In the week leading up to the presidential election in the United States, the British media have been ramping up their disapproval of Sarah Palin, their adoration of Barack Obama, and their collective contempt for the American electorate. In the Guardian of October 28, George Monbiot trashes everything he can conjure up and concludes America is a vast wasteland of uneducated nincompoops. (Watch out, George: your long diatribe, which has already attracted the ire even of lefty bloggers, may backfire and cause millions of swing voters to go for McCain, as Ohioans did in 2004 when the Guardian mocked the stupid folks of that crucial state.)
Now in the final hours of Election 2008, London's mayor, Boris Johnson, has endorsed Barack Obama.

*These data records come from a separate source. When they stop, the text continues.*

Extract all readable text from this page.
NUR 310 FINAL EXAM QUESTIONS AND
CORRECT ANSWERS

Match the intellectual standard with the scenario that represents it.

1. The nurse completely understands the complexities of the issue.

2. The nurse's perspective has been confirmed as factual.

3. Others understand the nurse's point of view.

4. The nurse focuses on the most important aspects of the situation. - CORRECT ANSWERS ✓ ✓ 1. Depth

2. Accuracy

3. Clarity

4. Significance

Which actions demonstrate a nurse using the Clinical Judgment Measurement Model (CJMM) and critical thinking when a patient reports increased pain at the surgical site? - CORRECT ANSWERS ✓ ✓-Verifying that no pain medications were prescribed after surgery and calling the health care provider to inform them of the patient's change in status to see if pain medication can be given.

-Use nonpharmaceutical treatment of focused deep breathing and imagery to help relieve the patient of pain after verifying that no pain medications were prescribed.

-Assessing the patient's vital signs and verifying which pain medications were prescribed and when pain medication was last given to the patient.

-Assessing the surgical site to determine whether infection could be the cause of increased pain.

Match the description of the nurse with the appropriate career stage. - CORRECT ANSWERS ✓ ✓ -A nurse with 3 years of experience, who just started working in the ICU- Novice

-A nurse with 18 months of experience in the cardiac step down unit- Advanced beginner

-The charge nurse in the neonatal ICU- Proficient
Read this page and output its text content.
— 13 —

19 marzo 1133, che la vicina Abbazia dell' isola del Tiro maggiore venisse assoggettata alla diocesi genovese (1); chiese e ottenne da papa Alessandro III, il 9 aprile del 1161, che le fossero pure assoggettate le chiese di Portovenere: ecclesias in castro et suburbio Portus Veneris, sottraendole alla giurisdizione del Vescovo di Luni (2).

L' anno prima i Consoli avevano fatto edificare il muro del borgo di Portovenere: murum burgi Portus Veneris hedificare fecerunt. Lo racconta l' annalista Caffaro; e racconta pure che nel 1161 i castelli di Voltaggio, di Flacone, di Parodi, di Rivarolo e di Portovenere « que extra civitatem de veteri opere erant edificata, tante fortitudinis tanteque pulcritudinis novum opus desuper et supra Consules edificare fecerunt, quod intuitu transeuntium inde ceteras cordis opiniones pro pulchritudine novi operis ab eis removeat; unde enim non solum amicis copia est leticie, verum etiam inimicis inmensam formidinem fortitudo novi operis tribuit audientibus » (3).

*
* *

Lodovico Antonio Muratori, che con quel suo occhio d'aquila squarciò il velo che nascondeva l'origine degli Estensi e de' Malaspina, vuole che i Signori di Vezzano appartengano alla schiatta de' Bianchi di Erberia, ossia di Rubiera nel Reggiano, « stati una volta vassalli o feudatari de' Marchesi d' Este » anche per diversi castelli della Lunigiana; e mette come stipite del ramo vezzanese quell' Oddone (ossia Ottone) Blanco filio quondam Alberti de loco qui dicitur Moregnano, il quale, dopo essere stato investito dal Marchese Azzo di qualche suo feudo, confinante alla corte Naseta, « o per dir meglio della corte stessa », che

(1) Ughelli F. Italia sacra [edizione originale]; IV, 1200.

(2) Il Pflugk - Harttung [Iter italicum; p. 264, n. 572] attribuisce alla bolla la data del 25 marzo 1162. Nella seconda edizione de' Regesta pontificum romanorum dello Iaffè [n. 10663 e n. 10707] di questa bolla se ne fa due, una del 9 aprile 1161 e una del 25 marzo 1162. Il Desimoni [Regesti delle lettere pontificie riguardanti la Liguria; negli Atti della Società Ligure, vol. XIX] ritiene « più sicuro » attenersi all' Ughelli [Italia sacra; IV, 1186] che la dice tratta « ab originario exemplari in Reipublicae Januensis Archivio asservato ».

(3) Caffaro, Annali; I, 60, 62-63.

There is nothing wrong with this: despite his pukka accent Boris is an American citizen, having been born in New York and never renounced his allegiance to the Star-Spangled Banner. Although he is a Conservative and should show support for his counterpart party, the GOP, he chose to write an impassioned ode to Obama in the Daily Telegraph of October 21. This was followed on by a furious rebuke from the same paper's Washington correspondent, Toby Harnden, in the same twenty-four-hour cycle. Harnden sees Johnson's act as "silly" and cumbersome, inasmuch as Johnson had been ringing the praises of Hillary Clinton at the beginning of the primary season.
My complaint, however, is a specific one: I am sick and tired of Britons and Europeans pontificating about "American racism." It defies belief that nations who plundered vast continents and colonialized the Hottentot are now telling Americans they should shed their shameful past. There is no denying the United States has a legacy of misfortune in the context of the era of slavery and that segregation was a blot on its history, but the impact of African-Americans on every aspect of American culture is something to be celebrated and that has no equal in Europe and Great Britain. Whether one supported Hillary Clinton or Mike Huckabee, or whether one will be voting for John McCain or Barack Obama, the United States has just shown the world it is capable of staging an energetic exercise in democracy that cannot be rivaled anywhere on the planet. Yes, there have been nasty moments aplenty but no blood has been shed. The cheerful faces of blue- and white-collar campaigners across the great nation are a welcome contrast to the ugly scenario now unfolding in Britain over the peregrinations of grim government officials on the yacht of a slimy oligarch whose shenanigans have left him banned by the FBI from entering the U.S.